Again, these are dozens of different cartoonists, uncreatively using the same images over and over again.

But there are scores more generic mainstays. Let’s look at a few with the help of my beloved slugs:

There’s the family on the couch reading the newspaper and making some tendentious joke about it:

Sluggies on Sofa
I'm quite certain that for some people, this event *would* be an outrage.

 

There’s the Bludgeon-You-To-Death-With-My-Visual-Metaphor type that has to label everything in order to give it even a tiny bit of meaning:

Political Heat Slug

There’s the old workhorse, the physical caricature, which makes great play of an offending pol’s physical characteristics:

Big Eyed Slug

There’s the perennially lazy “News Item” comics which fail so hard at contextualizing an issue that they have to basically put a headline at the top of the cartoon and have their caricature underneath it in a cheap attempt to make up for the heretofore lack of cartooniness in this political cartoon:

Political Cartoon 3

There’s a class I especially loathe which effectively kills political cartoons as any sort of timeless art. The Referencer. If a popular movie, no matter how bad, hits theatres you can be sure a gaggle of cartoonists will somehow, and often very cackhandedly, work it into their parodies:

Harry Potter Slug
Like the not at all unsubtle banking crisis behind me!

 

And finally, perhaps the most general trope of all, the “I’m stealing your shit” trope that tries to cast a generalised You as a victim of a highwayman in the form of the government or some other powerful institution:

I'd have drawn him twirling his moustache but he has no hands.
I'd have drawn him twirling his moustache but he has no hands.

There are countless more that I couldn’t take the piss out of by drawing them (My hand got tired):

The car at the petrol pump.

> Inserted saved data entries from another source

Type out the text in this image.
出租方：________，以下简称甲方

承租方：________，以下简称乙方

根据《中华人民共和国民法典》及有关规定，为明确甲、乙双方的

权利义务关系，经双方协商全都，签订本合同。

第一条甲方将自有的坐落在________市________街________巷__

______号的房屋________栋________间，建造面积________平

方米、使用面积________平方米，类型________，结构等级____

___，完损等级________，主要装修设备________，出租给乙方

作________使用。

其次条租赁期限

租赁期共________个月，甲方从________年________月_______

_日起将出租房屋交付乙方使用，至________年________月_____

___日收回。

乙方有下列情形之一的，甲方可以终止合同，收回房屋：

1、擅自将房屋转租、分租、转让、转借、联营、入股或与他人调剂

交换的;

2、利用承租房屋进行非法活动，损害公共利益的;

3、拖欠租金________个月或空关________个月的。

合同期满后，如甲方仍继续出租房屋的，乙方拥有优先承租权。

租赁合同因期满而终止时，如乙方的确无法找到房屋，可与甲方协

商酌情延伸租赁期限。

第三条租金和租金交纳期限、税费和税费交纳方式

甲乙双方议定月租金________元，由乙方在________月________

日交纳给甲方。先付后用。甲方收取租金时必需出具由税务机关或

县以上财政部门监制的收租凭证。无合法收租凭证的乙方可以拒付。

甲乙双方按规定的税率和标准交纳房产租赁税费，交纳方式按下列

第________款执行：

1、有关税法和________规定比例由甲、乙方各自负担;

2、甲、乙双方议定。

The kids going trick or treating. The family around the breakfast table. The college commencement speech. The suburban man answering the door. The suburban couple sitting in front of the TV making a snide joke about some news story they’re watching. (Note that the general stand-ins for us the general public always portray us as roughly middle aged white citizens in a well appointed suburban house. [Don’t get me started on how shabbily political cartoons treat young people].)

Over and over again, we have seen these same images used by liberal and conservative cartoonists alike for dozens of different issues. It’s old, it’s repetitive and it does nothing. Bonus irony, many right wing cartoonists draw particularly snarky cartoons about union workers. These cartoonists are usually in the newspaper union at their place of work.

They are quintessential preaching-to-the-converted, and as the fairly recent debacle with the New York Post monkey comic shows, the medium encourages stupidly offensive and disrespectful imagery. How else to describe a medium that trades on caricature and punishes a politician not for their views but for having a big nose or large ears?

If indeed the newspaper business is dying, let political cartoons be the first organ that fails. Transplant it with a column written with some measure of dignity and with a desire to illuminate. (How’s that for a visual metaphor?)